29.日本映画史上に燦然と輝く名作中の名作を遂に鑑賞することができた。
未見の日本映画としては、私にとっての“最後の大物”であった。
ただ、観る前から嫌な予感があった。
原作、壺井栄による小説を読んだことがあるし、子供を題材にした小豆島の物語というのは分かっていたので、自分の好みに合わない題材であることが明白だったからだ。
だからこそ、ここまでの名声を得た作品を今まで観ていなかったのだろう。
2時間半に渡る長尺の作品で、最初から最後まで実に苦痛であった。
何と言うか、感覚的に合わない感じ。
高峰秀子の演技は素晴らしいし、小さな島におけるほのぼのとした古き良き時代の雰囲気が良く出ているし、映画の出来としては素晴らしいことは間違いないのだが、それが頭では分かっていても、感覚的にどうも不協和音が心の中にざわざわと鳴り響いていた。
そういった状態で2時間半を送ったのだから、これははっきり言ってしまって苦痛以外の何物でもなかった。
これだけ高い評価を得ている名作に、批判的な感想を書くのは勇気が要るが、正直に書いてみた。

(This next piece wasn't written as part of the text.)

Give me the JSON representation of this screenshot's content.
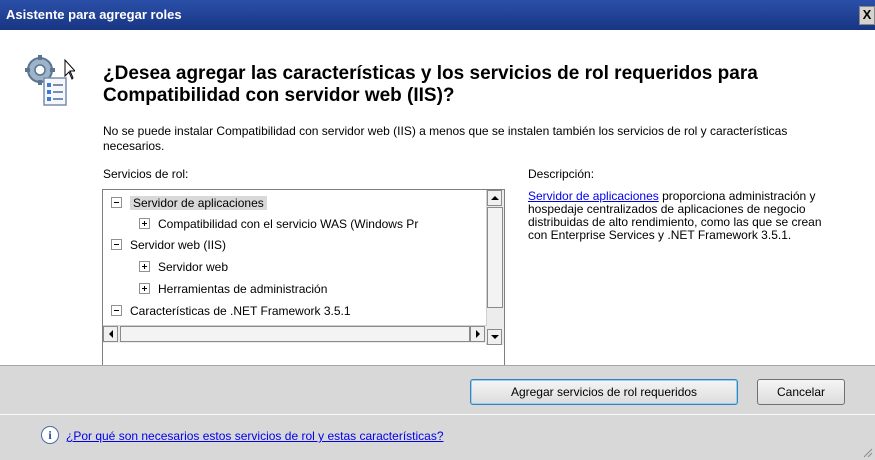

この作品を愛している方々には申し訳ない気持ちである。
理由を長々書く気は到底湧いてこない。
ただ一つ言えば、私は“異端の人間”を愛する性向があって、こういった正統派の人情劇は根本的に相性が悪いからだ。
戦争による犠牲を悲しむ気持ち、教え子に対する真っ直ぐな気持ち。
これらは人間にとって欠くことのできない大切な感情である。
だけど、それをひたすら真っ直ぐに2時間半描かれても、私には退屈でしかない。
人間には色んなタイプの者がいるだろうし、変質的な人間もいる。
だけど、本作の世界にはそういった人間たちは封印されて、どこかに追いやられてしまっているのだ。
綺麗すぎる世界。
これが、私にとってこの作品に退屈感をおぼえた最たる理由である。